CARES Act The main provisions of the CARES Act include $454 billion for TALF and other Fed lending facilities (credit: Colin Watts).

SAN FRANCISCO—In these unprecedented times of COVID-19, office owners are feeling the crunch right along with many others. End of the month moves are shot, there are issues with tenants moving in and out, and dates are being pushed out for build-outs, says Manuel Fishman, shareholder at Buchalter in San Francisco.

“It is during these times that human nature comes out,” Fishman tells GlobeSt.com. “Now is the time we should be working as partners to show leadership for tenants to get through this. The real estate industry is a chain where one part may collapse the whole chain.”

Fishman says every lease has to be dissected individually, but generally, he is advising clients to segregate tenants into three buckets:

  1. Large accounting, law and insurance firms/institutional clients, where the ability to pay is there
  2. Mid-sized companies, which will likely require deferment plans
  3. Retailers, especially of the Mom and Pop variety, are suffering the most and will need to have April and May rents tacked onto the end of extended leases

“All of the tenants use this retailer amenity group, to go down to these restaurants for lunch or use these gyms, so they are very important,” Fishman tells GlobeSt.com. “The CARES Act will pump money into buckets two and three, which will be very helpful.”

To combat the economic impact felt by the COVID-19 crisis, the federal government passed the Coronavirus Aid, Relief and Economic Security (CARES) Act last week. In it, the government will provide at least $2 trillion in direct aid to states, municipalities, individuals and businesses. The aid comes in the form of direct loans to businesses, paychecks to individuals, tax breaks and grace periods, and employment-related aid. This is the single largest aid package that the federal government has ever passed to stimulate or backstop the economy.

The main provisions of the CARES Act included $454 billion for TALF and other Federal Reserve lending facilities, 90 days of forbearance for multifamily owners with a federally backed mortgage, temporary relief for banks from the CECL implementation and troubled debt restructuring rules, and $350 billion to small businesses.

There are a number of facets of the CARES Act that will be addressed in the coming days, but several key features are associated with the $349 billion small business loan or paycheck protection program, says Buchalter.

Generally, businesses with fewer than 500 employees are eligible to receive a loan. However, certain types of businesses with more than 500 employees may still be eligible based on a previous determination of the Small Business Administration in accordance with applicable regulations. Note that for purposes of this program, an employee includes all those individuals employed on a full-time, part-time or other basis.

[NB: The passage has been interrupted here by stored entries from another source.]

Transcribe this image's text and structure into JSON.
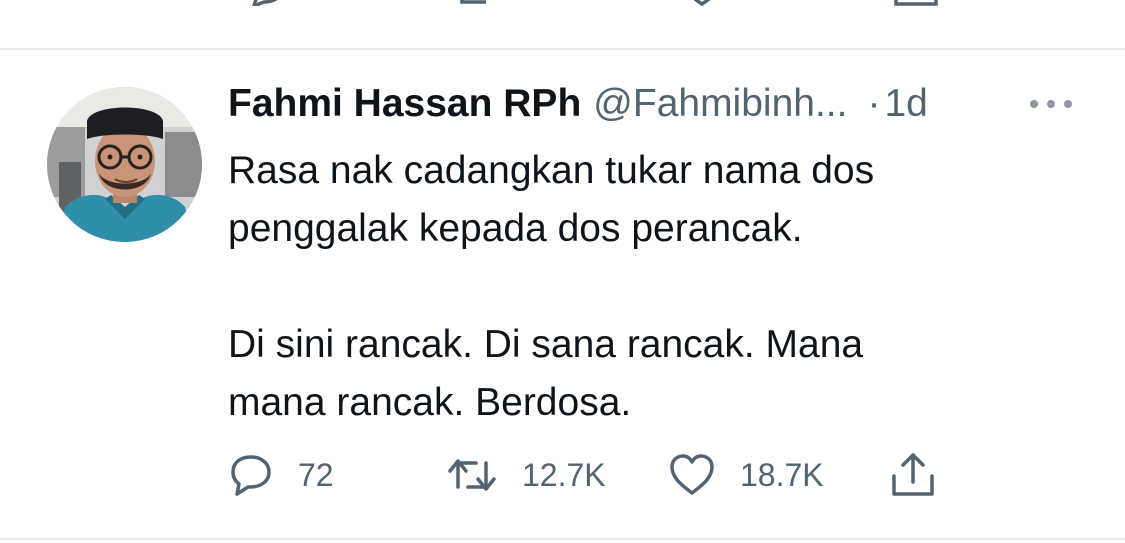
{
  "previous_tweet": {
    "action_icons": [
      "reply-icon",
      "retweet-icon",
      "like-icon",
      "share-icon"
    ]
  },
  "tweet": {
    "author": {
      "display_name": "Fahmi Hassan RPh",
      "handle": "@Fahmibinh...",
      "avatar": "profile-photo"
    },
    "separator": "·",
    "timestamp": "1d",
    "more_icon": "more-options-icon",
    "text": {
      "line1": "Rasa nak cadangkan tukar nama dos",
      "line2": "penggalak kepada dos perancak.",
      "line3": "Di sini rancak. Di sana rancak. Mana",
      "line4": "mana rancak. Berdosa."
    },
    "actions": {
      "reply": {
        "icon": "reply-icon",
        "count": "72"
      },
      "retweet": {
        "icon": "retweet-icon",
        "count": "12.7K"
      },
      "like": {
        "icon": "heart-icon",
        "count": "18.7K"
      },
      "share": {
        "icon": "share-icon"
      }
    }
  },
  "colors": {
    "text_primary": "#0f1419",
    "text_secondary": "#536471",
    "divider": "#e6ecf0",
    "background": "#ffffff"
  }
}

Eligible borrowers are able to obtain loans from participating lenders in an amount equal to 2.5 times of a borrower’s average total monthly payroll costs. The total amount of any loan in this program shall not exceed $10 million. Interest rates are capped at 4% and the maximum maturity is 10 years.

Loan proceeds may be used for the following expenses: payroll costs, costs related to healthcare benefits (including paid sick, medical or family leave and insurance premiums), employees’ salaries, commissions or similar compensation; payment of interest on any mortgage obligation, rent, utilities and interest on any other debt obligation incurred prior to February 15, 2020. Loan proceeds may also be used in any manner consistent with allowable uses pursuant to section 7(a) of the Small Business Act.

Among other limitations, businesses that recently laid off workers would be required to repay a certain portion of the loan and there will be no loan forgiveness for loans covering salaries in excess of $100,000 per year.

Businesses should work with legal counsel to ensure that obtaining these loans will not trigger a default under any existing credit facilities or commercial contracts.

To obtain a loan, borrowers must make a good faith certification upon filing an application. Among other things, the borrower must certify that the uncertainty of the economic condition makes the loan request necessary to support the ongoing operation of the recipient, that the proceeds will be used to support employment and used for other allowable uses, and that the borrower neither has another application pending nor have they received another loan under section 7(a) of the Small Business act between February 15, 2020 and December 31, 2020 for the same purpose.

Loans are able to be forgiven/cancelled for all costs incurred and paid during the covered loan period for payroll costs, interest payments on any covered mortgage obligation, rent payments on covered rent obligation and any covered utility payment. The amount of loan forgiveness is reduced if employees are laid off or salaries are reduced by more than 25%. Importantly, if a borrower rehires a previously terminated employee, the borrower will not be penalized for having reduced payroll at the beginning of the period and can have such amount apply to its forgiven amount.

Employers may also derive benefit from other relief provided by the federal government. This includes employee retention tax credits and Tax Code Section 139 relief. Note that Section 139 relief permits employers to reimburse employees for certain qualified disaster expenses (such as personal, family, medical, living, transportation or funeral expenses incurred due to the pandemic) without such reimbursement being subject to such employee’s gross income or the employer’s payroll tax.

“After a period of time, the market will stabilize,” Fishman tells GlobeSt.com. “We are helping tenants to keep buildings open even though most people are working from home. Force majeure is not our thing. We need happy tenants paying rent.”